L'indottrinamento all'odio degli israeliani verso i palestinesi è assolutamente reale,solo che ( ed è scandaloso) non se ne sa nulla in occidente. Ma in realtà nei libri di testo israeliani i Territori occupati non sono citati e tutto il territorio dal Mditerraneo al Giordano è definito appunto Israele. Quindi il ragionamento di Andrea va rovesciato: per la dirigenza sionista (non per gli ebrei, sia chiaro)la Palestina non ha diritto ad esistere e bisogna impedirne la nascita.
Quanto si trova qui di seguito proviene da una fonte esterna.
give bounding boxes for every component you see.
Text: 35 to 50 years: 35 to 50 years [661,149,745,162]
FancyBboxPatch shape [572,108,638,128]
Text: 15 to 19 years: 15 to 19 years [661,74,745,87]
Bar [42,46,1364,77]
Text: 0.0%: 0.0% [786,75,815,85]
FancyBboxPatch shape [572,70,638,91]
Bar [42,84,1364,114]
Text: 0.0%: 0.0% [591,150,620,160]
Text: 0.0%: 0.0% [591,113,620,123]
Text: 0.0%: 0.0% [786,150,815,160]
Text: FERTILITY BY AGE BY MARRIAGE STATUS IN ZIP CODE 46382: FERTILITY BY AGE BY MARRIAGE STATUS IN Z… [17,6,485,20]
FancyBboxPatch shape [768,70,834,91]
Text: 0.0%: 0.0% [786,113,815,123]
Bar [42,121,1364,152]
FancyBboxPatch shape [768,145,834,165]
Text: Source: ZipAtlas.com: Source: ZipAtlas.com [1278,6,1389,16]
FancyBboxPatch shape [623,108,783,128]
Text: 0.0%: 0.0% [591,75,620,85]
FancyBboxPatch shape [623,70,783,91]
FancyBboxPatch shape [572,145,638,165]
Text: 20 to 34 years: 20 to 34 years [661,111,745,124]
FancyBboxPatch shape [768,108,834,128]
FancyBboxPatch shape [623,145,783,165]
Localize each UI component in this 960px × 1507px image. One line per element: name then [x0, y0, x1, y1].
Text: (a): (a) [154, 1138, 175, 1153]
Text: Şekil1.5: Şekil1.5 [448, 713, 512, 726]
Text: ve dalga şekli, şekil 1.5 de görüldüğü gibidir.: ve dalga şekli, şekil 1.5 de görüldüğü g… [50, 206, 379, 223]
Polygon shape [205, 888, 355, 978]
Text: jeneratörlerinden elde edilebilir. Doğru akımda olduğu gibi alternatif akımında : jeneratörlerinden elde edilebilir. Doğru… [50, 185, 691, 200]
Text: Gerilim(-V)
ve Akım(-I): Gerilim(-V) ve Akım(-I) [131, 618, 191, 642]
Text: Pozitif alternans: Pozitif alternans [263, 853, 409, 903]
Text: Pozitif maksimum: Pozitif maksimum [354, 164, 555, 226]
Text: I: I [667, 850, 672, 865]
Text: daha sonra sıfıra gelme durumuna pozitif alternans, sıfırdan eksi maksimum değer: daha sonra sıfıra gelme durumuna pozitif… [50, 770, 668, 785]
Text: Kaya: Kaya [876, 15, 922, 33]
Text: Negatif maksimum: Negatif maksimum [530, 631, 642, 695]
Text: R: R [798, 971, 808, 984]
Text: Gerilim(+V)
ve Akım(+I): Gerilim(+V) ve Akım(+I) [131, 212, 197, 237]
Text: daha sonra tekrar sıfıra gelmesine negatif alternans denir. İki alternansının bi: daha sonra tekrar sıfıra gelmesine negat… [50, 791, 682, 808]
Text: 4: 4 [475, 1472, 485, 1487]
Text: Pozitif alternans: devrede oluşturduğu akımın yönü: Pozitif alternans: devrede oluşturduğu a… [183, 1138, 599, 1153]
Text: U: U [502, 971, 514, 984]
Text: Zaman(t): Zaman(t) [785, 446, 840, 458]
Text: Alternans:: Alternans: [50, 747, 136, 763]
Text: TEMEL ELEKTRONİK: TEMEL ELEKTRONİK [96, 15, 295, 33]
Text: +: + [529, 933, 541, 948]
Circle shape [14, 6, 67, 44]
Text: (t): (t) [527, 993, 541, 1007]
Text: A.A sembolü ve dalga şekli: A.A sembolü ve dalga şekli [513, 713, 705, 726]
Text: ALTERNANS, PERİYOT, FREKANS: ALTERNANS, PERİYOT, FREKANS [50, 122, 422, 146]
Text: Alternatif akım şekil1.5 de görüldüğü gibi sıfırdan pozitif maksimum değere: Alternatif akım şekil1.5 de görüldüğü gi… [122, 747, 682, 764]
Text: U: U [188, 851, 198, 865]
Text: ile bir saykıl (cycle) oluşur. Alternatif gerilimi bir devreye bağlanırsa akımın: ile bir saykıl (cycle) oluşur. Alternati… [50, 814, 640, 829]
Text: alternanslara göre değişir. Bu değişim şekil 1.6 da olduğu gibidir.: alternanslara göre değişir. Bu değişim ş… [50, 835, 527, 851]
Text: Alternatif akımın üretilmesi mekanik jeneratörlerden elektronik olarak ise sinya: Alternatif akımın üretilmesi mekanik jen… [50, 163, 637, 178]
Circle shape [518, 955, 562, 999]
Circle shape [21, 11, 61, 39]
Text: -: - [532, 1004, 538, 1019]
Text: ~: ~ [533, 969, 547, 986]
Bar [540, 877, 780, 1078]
Il mezzo per fare questo è appunto dividere con gli insediamenti una famiglia dall'altra, costruire strade per soli ebrei, appropiarsi delle risorse idriche togliendole ai nativi, fino ai massacri e alle distruzioni di case e campi profughi. Ma, al di là di questo, io mi guarderei bene dal sostenere qualsiasi forma di sionismo, anche se dovesse mitigarsi e accettare la creazione di uno stato palestinese:infatti, è sbagliato il principio secondo cui una nazione deve essere "Ebraica", cioè basata sul principio del diritto del sangue.E' questo che non va giù ai palestinesi, ma è perchè percepiscono il razzismo che c'è dietro la formula di "Israele come Stato degli ebrei", mentre chi non è ebreo non ha gli stessi diritti e non può nemmeno acquistare territori posseduti da ebrei.Due popoli uno Stato, questa sarebbe la vera pace.
Ale, anche la causa israeliana sarebbe nobile, se non fosse costruita su pretese di egemonia su tutti i fronti, nascondendo le sue reali intenzioni dietro la scusa di doversi difendere dal terrorismo di Hamas. Ma se uno vuole solo difendersi che motivo avrebbe di non concedere ai civili di vivere in modo dignitoso nel loro fazzoletto di terra, rendendogli anzi la vita impossibile?
Ho portato degli esempi di violazioni accertate e documentate (vedi Mar Morto), le invenzioni sono un’altra cosa, ma vedo che preferisci ignorare ciò che è scomodo alla causa che sostieni e puntare sullo svilimento dei siti e blog che frequento. Anche questa è una strategia.
Gary, approvo totalmente, anche se questa soluzione per ora mi sembra utopica.